Mechanisms of Blood-Brain Barrier Transporter Regulation: New Avenues for Understanding and Treating Neurodegenerative Disorders

The blood-brain barrier (BBB) is a dynamic endothelial interface that separates the bloodstream from the brain, and it contains many transporter proteins that maintain homeostasis by shuttling biomolecules between each compartment. Deregulation of BBB transporter expression is observed in many neurodegenerative diseases, and BBB transporters can either enhance or hinder drug permeation into the brain depending on their relative expression and activity. However, the molecular cues and signaling networks that influence these transporters are poorly understood, making it difficult to determine how transporters are naturally regulated and subsequently altered by disease. The focus of this project is to use cell engineering strategies to systematically deconstruct mechanisms that govern BBB transporter expression and regulation. Our overall goal is to better understand how BBB dysfunction impacts neurodegeneration, which may inform future treatment strategies.

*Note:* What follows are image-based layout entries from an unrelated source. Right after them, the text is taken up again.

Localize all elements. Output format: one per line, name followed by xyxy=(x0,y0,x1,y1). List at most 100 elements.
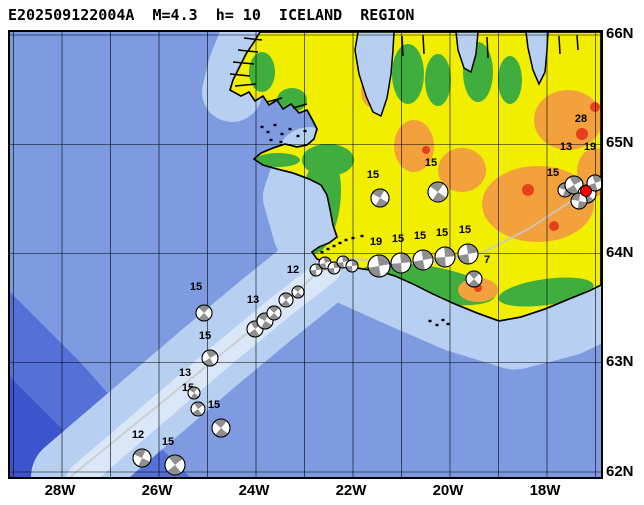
beachball-quadrants xyxy=(198,304,210,322)
focal-mechanism: 12 xyxy=(132,429,152,468)
beachball-outline xyxy=(434,246,456,268)
beachball-quadrants xyxy=(571,192,587,210)
beachball-quadrants xyxy=(293,285,303,299)
focal-mechanism: 7 xyxy=(465,254,490,288)
lowland-green xyxy=(425,54,451,106)
beachball-outline xyxy=(370,188,390,208)
focal-mechanism xyxy=(327,261,341,275)
beachball-quadrants xyxy=(167,454,183,476)
beachball-quadrants xyxy=(310,263,322,277)
event-day-label: 15 xyxy=(367,169,379,181)
peak-red xyxy=(576,128,588,140)
focal-mechanism: 15 xyxy=(367,169,390,208)
beachball-outline xyxy=(266,305,282,321)
beachball-quadrants xyxy=(133,448,151,468)
island-speck xyxy=(332,244,336,248)
focal-mechanism: 13 xyxy=(247,294,274,330)
beachball-outline xyxy=(278,292,294,308)
beachball-quadrants xyxy=(587,175,601,191)
beachball-quadrants xyxy=(429,182,447,202)
lon-label-24w: 24W xyxy=(238,482,270,499)
island-speck xyxy=(428,319,432,323)
west-shelf xyxy=(263,127,360,292)
beachball-outline xyxy=(427,181,449,203)
beachball-quadrants xyxy=(269,306,279,320)
lon-label-20w: 20W xyxy=(432,482,464,499)
beachball-outline xyxy=(309,263,323,277)
bay-skagafjordur xyxy=(455,32,479,74)
focal-mechanism: 15 xyxy=(434,227,456,268)
focal-mechanism: 15 xyxy=(199,330,219,367)
beachball-outline xyxy=(132,448,152,468)
event-day-label: 13 xyxy=(179,367,191,379)
peak-red xyxy=(590,102,600,112)
island-speck xyxy=(266,130,270,134)
beachball-outline xyxy=(256,312,274,330)
focal-mechanism: 15 xyxy=(390,233,412,274)
event-day-label: 15 xyxy=(199,330,211,342)
highland-orange xyxy=(394,120,434,172)
beachball-outline xyxy=(187,386,201,400)
lon-label-18w: 18W xyxy=(529,482,561,499)
event-day-label: 15 xyxy=(414,230,426,242)
lon-label-26w: 26W xyxy=(141,482,173,499)
event-day-label: 13 xyxy=(560,141,572,153)
beachball-quadrants xyxy=(192,402,204,416)
island-speck xyxy=(446,322,450,326)
beachball-quadrants xyxy=(258,313,272,329)
event-day-label: 19 xyxy=(584,141,596,153)
beachball-quadrants xyxy=(458,244,478,264)
map-frame: 12 15 15 15 13 15 15 13 12 19 15 15 15 15 7 15 15 15 13 19 2… xyxy=(8,30,603,479)
island-speck xyxy=(288,127,292,131)
event-day-label: 15 xyxy=(436,227,448,239)
highland-orange xyxy=(577,148,601,196)
island-speck xyxy=(320,250,324,254)
event-day-label: 15 xyxy=(162,436,174,448)
beachball-quadrants xyxy=(435,246,455,268)
beachball-quadrants xyxy=(214,418,228,438)
event-day-label: 15 xyxy=(392,233,404,245)
focal-mechanism: 15 xyxy=(457,224,479,265)
focal-mechanism: 19 xyxy=(367,236,391,278)
lat-label-63n: 63N xyxy=(606,353,634,370)
beachball-outline xyxy=(164,454,186,476)
event-day-label: 15 xyxy=(190,281,202,293)
bay-hunafloi xyxy=(354,32,395,118)
focal-mechanism xyxy=(345,259,359,273)
focal-mechanism xyxy=(291,285,305,299)
event-day-label: 13 xyxy=(247,294,259,306)
beachball-outline xyxy=(465,270,483,288)
lon-label-22w: 22W xyxy=(335,482,367,499)
event-day-label: 7 xyxy=(484,254,490,266)
focal-mechanism: 12 xyxy=(278,264,299,308)
island-speck xyxy=(326,247,330,251)
focal-mechanism: 15 xyxy=(425,157,449,203)
beachball-quadrants xyxy=(558,182,572,198)
beachball-quadrants xyxy=(368,255,390,277)
event-day-label: 15 xyxy=(459,224,471,236)
beachball-outline xyxy=(390,252,412,274)
island-speck xyxy=(273,123,277,127)
focal-mechanism: 15 xyxy=(412,230,434,271)
island-speck xyxy=(338,241,342,245)
island-speck xyxy=(344,238,348,242)
beachball-quadrants xyxy=(391,252,411,274)
focal-mechanism: 28 xyxy=(575,113,601,192)
event-day-label: 12 xyxy=(287,264,299,276)
focal-mechanism: 13 xyxy=(179,367,201,400)
island-speck xyxy=(280,132,284,136)
focal-mechanism: 13 xyxy=(560,141,584,195)
lat-label-66n: 66N xyxy=(606,25,634,42)
beachball-quadrants xyxy=(566,175,582,195)
island-speck xyxy=(269,138,273,142)
focal-mechanism xyxy=(570,192,588,210)
beachball-outline xyxy=(327,261,341,275)
beachball-outline xyxy=(570,192,588,210)
lat-label-65n: 65N xyxy=(606,134,634,151)
island-speck xyxy=(279,140,283,144)
beachball-outline xyxy=(412,249,434,271)
lowland-green xyxy=(256,153,300,167)
beachball-quadrants xyxy=(189,387,199,399)
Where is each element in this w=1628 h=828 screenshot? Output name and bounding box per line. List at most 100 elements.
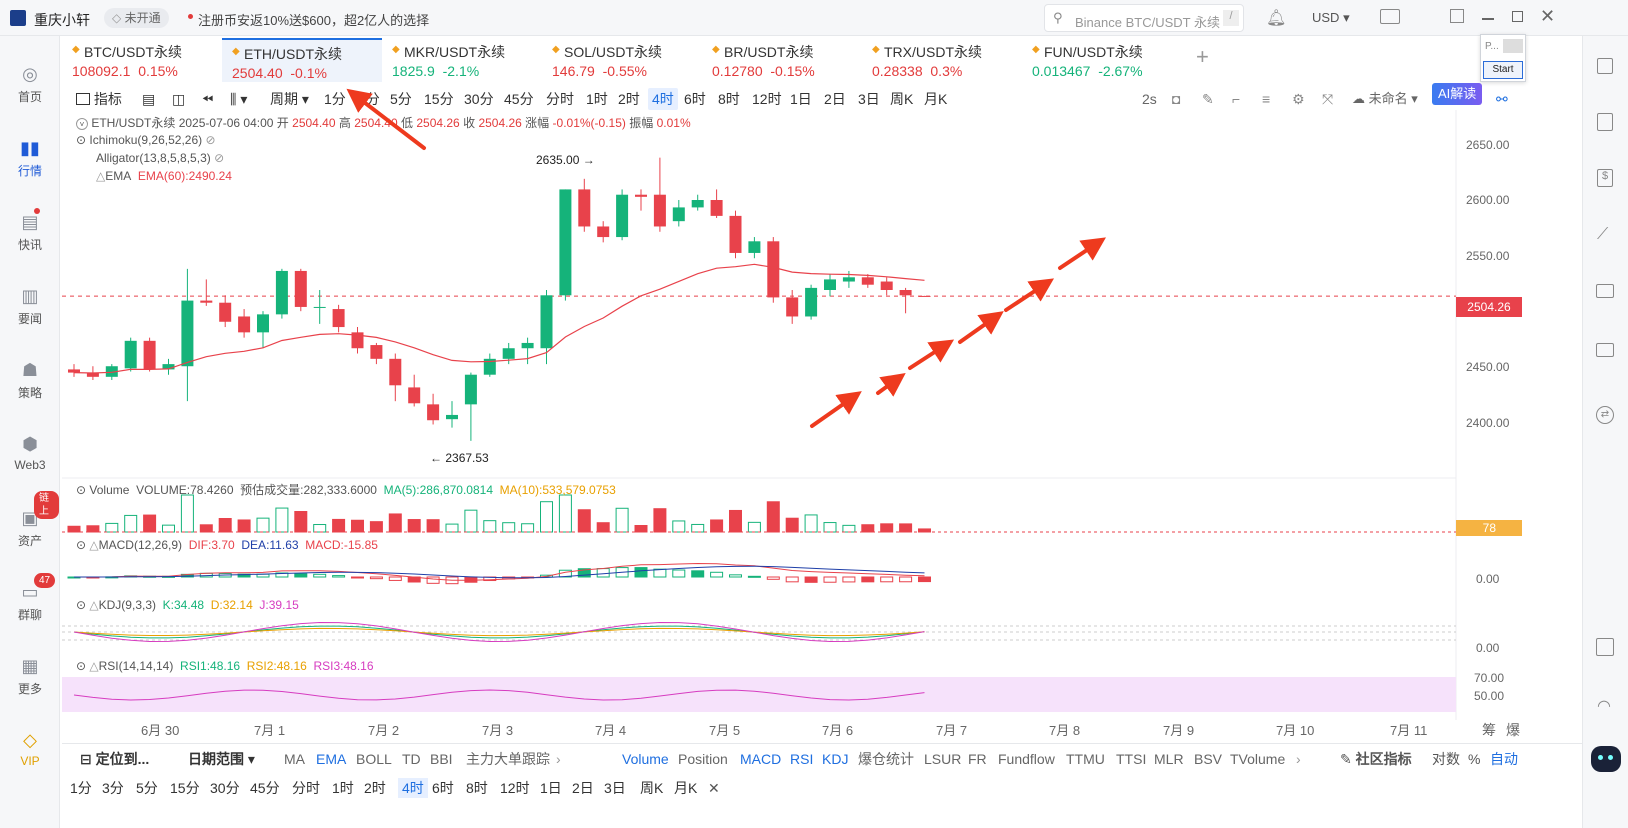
bottom-interval-6[interactable]: 分时 [292,780,320,796]
mini-window-toggle[interactable] [1503,39,1523,53]
chips-button[interactable]: 筹 [1482,722,1496,738]
main-indicator-1[interactable]: EMA [316,751,347,767]
main-indicator-2[interactable]: BOLL [356,751,392,767]
add-tab-icon[interactable]: + [1196,44,1209,69]
calendar-icon[interactable]: ▤ [142,91,156,107]
etf-icon[interactable] [1596,343,1614,357]
close-icon[interactable]: ✕ [1540,6,1556,26]
collapse-icon[interactable]: ⊙ [76,659,87,673]
percent-scale-toggle[interactable]: % [1468,751,1481,767]
interval-0[interactable]: 1分 [324,91,346,107]
bell-icon[interactable]: △ [89,538,99,552]
interval-10[interactable]: 6时 [684,91,706,107]
date-range-select[interactable]: 日期范围 ▾ [188,751,255,767]
collapse-icon[interactable]: ⊙ [76,598,87,612]
search-box[interactable]: ⚲ Binance BTC/USDT 永续 / [1044,4,1244,32]
sub-indicator-13[interactable]: TVolume [1230,751,1286,767]
collapse-icon[interactable]: ˅ [76,118,88,130]
interval-14[interactable]: 2日 [824,91,846,107]
bottom-interval-2[interactable]: 5分 [136,780,158,796]
sub-indicator-4[interactable]: KDJ [822,751,849,767]
interval-17[interactable]: 月K [924,91,948,107]
fullscreen-icon[interactable]: ⤧ [1322,91,1334,107]
interval-16[interactable]: 周K [890,91,914,107]
bottom-interval-14[interactable]: 2日 [572,780,594,796]
bottom-interval-15[interactable]: 3日 [604,780,626,796]
nav-more[interactable]: ▦ 更多 [17,656,42,696]
bottom-interval-1[interactable]: 3分 [102,780,124,796]
document-icon[interactable] [1597,113,1613,131]
dollar-doc-icon[interactable]: $ [1597,169,1613,187]
nav-market[interactable]: ▮▮ 行情 [17,138,42,178]
sub-indicator-2[interactable]: MACD [740,751,782,767]
refresh-interval[interactable]: 2s [1142,91,1157,107]
bottom-interval-10[interactable]: 6时 [432,780,454,796]
bottom-interval-17[interactable]: 月K [674,780,698,796]
hidden-eye-icon[interactable]: ⊘ [214,151,225,165]
trend-icon[interactable]: ⟋ [1597,226,1609,243]
bottom-interval-9[interactable]: 4时 [398,778,428,798]
layout-name-select[interactable]: ☁ 未命名 ▾ [1352,91,1418,106]
layout-icon[interactable]: ◫ [172,91,186,107]
sub-indicator-6[interactable]: LSUR [924,751,962,767]
bottom-interval-0[interactable]: 1分 [70,780,92,796]
interval-5[interactable]: 45分 [504,91,534,107]
collapse-icon[interactable]: ⊙ [76,538,87,552]
list-icon[interactable]: ≡ [1262,91,1271,107]
chevron-right-icon[interactable]: › [556,751,561,767]
exchange-icon[interactable]: ⇄ [1596,406,1614,424]
candlestick-chart[interactable] [62,110,1532,722]
sub-indicator-7[interactable]: FR [968,751,987,767]
status-badge[interactable]: ◇ 未开通 [104,8,169,28]
tab-fun[interactable]: ◆ FUN/USDT永续 0.013467 -2.67% [1032,44,1143,79]
auto-scale-toggle[interactable]: 自动 [1490,751,1518,767]
interval-3[interactable]: 15分 [424,91,454,107]
headset-icon[interactable]: ◠ [1597,698,1611,715]
layout-panel-icon[interactable] [1596,638,1614,656]
sub-indicator-5[interactable]: 爆仓统计 [858,751,914,767]
sub-indicator-9[interactable]: TTMU [1066,751,1105,767]
interval-13[interactable]: 1日 [790,91,812,107]
tab-btc[interactable]: ◆ BTC/USDT永续 108092.1 0.15% [72,44,182,79]
chevron-right-icon[interactable]: › [1296,751,1301,767]
interval-8[interactable]: 2时 [618,91,640,107]
bottom-interval-13[interactable]: 1日 [540,780,562,796]
mini-window[interactable]: P... Start [1480,34,1526,82]
share-icon[interactable]: ⚯ [1496,91,1508,107]
bottom-interval-16[interactable]: 周K [640,780,664,796]
interval-15[interactable]: 3日 [858,91,880,107]
bell-icon[interactable]: 🔔︎ [1266,10,1287,27]
nav-flash[interactable]: ▤ 快讯 [17,212,42,252]
nav-headlines[interactable]: ▥ 要闻 [17,286,42,326]
interval-1[interactable]: 3分 [358,91,380,107]
rewind-icon[interactable]: ⏪︎ [202,91,214,107]
nav-web3[interactable]: ⬢ Web3 [14,434,46,472]
promo-link[interactable]: 注册币安返10%送$600，超2亿人的选择 [198,13,430,28]
panel-toggle-icon[interactable] [1597,58,1613,74]
sub-indicator-1[interactable]: Position [678,751,728,767]
sub-indicator-8[interactable]: Fundflow [998,751,1055,767]
interval-2[interactable]: 5分 [390,91,412,107]
main-indicator-3[interactable]: TD [402,751,421,767]
sub-indicator-0[interactable]: Volume [622,751,669,767]
main-indicator-0[interactable]: MA [284,751,305,767]
bottom-interval-4[interactable]: 30分 [210,780,240,796]
interval-9[interactable]: 4时 [648,88,678,110]
sub-indicator-11[interactable]: MLR [1154,751,1184,767]
interval-11[interactable]: 8时 [718,91,740,107]
currency-select[interactable]: USD ▾ [1312,10,1350,25]
search-input[interactable]: Binance BTC/USDT 永续 [1075,15,1220,30]
bottom-interval-5[interactable]: 45分 [250,780,280,796]
bottom-interval-8[interactable]: 2时 [364,780,386,796]
period-select[interactable]: 周期 ▾ [270,91,309,107]
hidden-eye-icon[interactable]: ⊘ [205,133,216,147]
locate-button[interactable]: ⊟ 定位到... [80,751,150,767]
bottom-interval-7[interactable]: 1时 [332,780,354,796]
liquidation-button[interactable]: 爆 [1506,722,1520,738]
bell-icon[interactable]: △ [89,598,99,612]
close-intervals-icon[interactable]: ✕ [708,780,720,796]
monitor-chart-icon[interactable] [1596,284,1614,298]
community-indicator-button[interactable]: ✎ 社区指标 [1340,751,1412,767]
indicator-button[interactable]: 指标 [72,88,126,110]
interval-7[interactable]: 1时 [586,91,608,107]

The team developed new approaches for constructing human blood-brain barrier models and unveiled a mechanism for how reactive astrocytes cause blood-brain barrier dysfunction. In ongoing work, they completed an arrayed CRISPR screen for regulators of GLUT1 transporter expression. They will validate their GLUT1 CRISPR screen across multiple model systems and develop custom small molecule biosensors to enable CRISPR screening of regulators of transporter function as a complement to expression.